Camp 'fail': Crows part with Collective Mind

Adelaide will no longer use the services of external leadership consultants Collective Mind after the two organisations decided to part ways.

The Crows coach Don Pyke described the now infamous pre-season training camp as ‘‘a fail’’ with players being left disillusioned and questioning why some things happened on the camp.

'Didn't hit the mark': Adelaide coach Don Pyke.

‘Didn’t hit the mark’: Adelaide coach Don Pyke.

‘‘We did some really positive work in the mental performance space and the players were really engaged, as we saw last year,’’ Pyke said.

‘‘This year, we moved that to the next phase and, it’s fair to say, some of those sessions didn’t hit the mark and didn’t resonate with the players.’’

The Crows called a media conference yesterday to attempt to end the speculation that has surrounded their football program since March when reports first emerged of the camp.

The club acknowledged that players complained about features of the camp, which included an Indigenous artefact being used as a talking stick. However, football manager Brett Burton argued the issues were resolved soon after the camp ended.

Pyke and Burton also confirmed players were blindfolded on a short bus trip between locations and listened to the Richmond theme song in an activity that was intended to build resilience.

Pyke said, contrary to reports, players were able to contact loved ones during the camp.

He said that in hindsight they should have communicated more to their players about what was likely to occur in the camp to avoid some of the issues that eventuated.

Several sections of the club felt they benefited last season from Collective Mind which have spoken in forums about giving players tools to reset their focus within games using a variety of triggers.

The Crows lost to the Tigers in the grand final last season and have failed to bounce back, winning just six of the first 13 games and denied any problems until last week when they acknowledged parts of the camp had not worked.

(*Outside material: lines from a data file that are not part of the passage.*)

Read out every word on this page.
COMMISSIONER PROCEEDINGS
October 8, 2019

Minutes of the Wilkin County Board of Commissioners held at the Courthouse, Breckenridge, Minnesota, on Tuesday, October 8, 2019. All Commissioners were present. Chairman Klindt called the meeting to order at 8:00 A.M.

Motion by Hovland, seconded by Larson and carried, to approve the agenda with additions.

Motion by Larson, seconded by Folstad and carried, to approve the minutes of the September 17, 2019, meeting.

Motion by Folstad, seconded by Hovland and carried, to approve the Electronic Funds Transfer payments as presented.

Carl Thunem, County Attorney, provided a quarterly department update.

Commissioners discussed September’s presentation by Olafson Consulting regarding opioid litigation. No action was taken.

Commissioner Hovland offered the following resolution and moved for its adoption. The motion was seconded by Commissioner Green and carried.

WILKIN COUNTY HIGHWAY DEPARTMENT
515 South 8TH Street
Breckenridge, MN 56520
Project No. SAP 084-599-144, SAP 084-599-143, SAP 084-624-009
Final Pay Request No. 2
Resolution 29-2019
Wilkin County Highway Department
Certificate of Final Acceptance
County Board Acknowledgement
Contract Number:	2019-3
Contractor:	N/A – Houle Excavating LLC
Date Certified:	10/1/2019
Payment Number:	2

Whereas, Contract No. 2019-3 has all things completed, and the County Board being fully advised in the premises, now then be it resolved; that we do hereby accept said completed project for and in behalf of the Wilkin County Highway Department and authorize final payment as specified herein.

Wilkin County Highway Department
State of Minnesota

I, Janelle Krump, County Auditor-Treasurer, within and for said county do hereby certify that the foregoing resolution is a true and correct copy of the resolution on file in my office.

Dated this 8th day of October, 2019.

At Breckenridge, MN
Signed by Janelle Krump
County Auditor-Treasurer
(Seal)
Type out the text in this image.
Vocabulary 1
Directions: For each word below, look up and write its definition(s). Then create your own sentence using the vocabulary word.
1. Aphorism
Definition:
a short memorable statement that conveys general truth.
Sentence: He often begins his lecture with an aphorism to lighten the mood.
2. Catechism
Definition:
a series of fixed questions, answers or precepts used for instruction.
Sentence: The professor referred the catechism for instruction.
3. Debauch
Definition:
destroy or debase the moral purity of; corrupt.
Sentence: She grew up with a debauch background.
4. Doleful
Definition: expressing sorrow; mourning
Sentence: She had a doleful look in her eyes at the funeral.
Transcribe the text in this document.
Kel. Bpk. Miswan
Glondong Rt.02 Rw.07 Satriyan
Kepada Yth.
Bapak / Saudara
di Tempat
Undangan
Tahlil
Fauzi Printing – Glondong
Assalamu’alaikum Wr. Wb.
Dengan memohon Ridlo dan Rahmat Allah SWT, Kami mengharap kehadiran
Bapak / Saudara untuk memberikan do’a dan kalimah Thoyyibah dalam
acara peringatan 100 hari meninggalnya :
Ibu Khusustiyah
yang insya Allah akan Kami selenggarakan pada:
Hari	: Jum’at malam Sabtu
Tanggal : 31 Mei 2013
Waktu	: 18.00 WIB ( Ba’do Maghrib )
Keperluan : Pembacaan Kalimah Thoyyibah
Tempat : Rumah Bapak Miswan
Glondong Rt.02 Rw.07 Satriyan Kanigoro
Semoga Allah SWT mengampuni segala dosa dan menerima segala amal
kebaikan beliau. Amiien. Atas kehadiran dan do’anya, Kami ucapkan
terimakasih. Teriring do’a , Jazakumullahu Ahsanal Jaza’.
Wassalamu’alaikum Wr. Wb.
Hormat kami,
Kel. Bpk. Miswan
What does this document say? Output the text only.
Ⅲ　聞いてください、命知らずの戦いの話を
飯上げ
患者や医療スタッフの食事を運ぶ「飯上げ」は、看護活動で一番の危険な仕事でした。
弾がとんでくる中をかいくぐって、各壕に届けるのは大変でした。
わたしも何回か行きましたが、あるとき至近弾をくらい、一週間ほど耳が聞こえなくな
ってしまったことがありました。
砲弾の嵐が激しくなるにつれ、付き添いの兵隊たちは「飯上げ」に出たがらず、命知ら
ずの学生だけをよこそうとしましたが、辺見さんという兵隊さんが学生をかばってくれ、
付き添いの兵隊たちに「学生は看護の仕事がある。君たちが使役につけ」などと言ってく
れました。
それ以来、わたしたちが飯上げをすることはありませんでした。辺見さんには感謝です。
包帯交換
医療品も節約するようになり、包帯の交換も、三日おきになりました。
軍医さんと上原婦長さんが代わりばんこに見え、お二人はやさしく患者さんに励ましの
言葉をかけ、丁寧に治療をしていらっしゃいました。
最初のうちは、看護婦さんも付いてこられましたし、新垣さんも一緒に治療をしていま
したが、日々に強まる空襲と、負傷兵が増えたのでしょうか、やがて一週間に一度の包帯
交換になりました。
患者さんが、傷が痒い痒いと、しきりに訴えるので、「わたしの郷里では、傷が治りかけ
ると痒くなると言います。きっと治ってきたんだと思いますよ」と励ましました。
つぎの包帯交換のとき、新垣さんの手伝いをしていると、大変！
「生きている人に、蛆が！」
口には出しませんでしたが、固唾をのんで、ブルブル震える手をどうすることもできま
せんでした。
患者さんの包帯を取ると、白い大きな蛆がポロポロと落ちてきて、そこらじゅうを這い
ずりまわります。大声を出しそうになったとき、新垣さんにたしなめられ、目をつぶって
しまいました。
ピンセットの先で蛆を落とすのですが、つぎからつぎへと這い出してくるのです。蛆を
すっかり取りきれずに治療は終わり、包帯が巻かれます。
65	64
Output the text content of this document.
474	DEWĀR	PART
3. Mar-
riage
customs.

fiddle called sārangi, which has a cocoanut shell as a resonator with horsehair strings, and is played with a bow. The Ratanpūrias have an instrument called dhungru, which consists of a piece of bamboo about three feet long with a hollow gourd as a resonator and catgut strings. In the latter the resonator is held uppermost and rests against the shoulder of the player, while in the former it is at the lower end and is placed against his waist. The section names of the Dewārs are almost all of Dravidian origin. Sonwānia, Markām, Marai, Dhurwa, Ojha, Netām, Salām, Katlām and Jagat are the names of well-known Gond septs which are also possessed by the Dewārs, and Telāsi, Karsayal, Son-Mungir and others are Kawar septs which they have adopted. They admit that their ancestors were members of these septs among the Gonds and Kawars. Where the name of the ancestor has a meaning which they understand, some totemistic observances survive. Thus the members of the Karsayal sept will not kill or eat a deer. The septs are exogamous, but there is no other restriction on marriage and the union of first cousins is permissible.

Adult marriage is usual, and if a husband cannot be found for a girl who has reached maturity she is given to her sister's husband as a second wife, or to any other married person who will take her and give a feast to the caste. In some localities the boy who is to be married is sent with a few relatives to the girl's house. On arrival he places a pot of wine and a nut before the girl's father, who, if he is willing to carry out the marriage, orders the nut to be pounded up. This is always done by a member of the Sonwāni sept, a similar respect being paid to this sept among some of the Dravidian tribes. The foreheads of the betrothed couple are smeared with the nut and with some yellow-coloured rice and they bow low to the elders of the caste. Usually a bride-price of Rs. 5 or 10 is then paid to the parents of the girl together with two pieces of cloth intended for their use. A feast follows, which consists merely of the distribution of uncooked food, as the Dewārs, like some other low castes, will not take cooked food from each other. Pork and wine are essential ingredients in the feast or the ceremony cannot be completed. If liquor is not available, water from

‘‘We want to make sure programs we’re running inside our club have complete buy-in from everyone,’’ Pyke said.

‘‘There were enough concerns in this space to take the action we took.’’

Some at the club, including captain Taylor Walker, reacted negatively to Jake Lever’s departure to Melbourne and key players suffered soft tissue injuries after an arduous pre-season early in the year, with star forward Eddie Betts being ruled out recently for a month with a hamstring injury.

Collective Mind was the program behind the Crows' 'power stance' last year.

Collective Mind was the program behind the Crows’ ‘power stance’ last year.

Free agent Rory Sloane remains unsigned, while star forward Tom Lynch is still out of contract.

Fairfax Media has also reported that injured forward Mitch McGovern, who signed a new deal late last year, is also keen to leave the club.

Burton said the Crows were continuing to evaluate their program and maintained there were no lingering issues with players as a result of the camp.

The Crows have a tough run ahead after this week’s bye, with games against West Coast, Richmond and Geelong in the next three weeks.

They began the round in 11th spot on the ladder but expect key players to return from injury.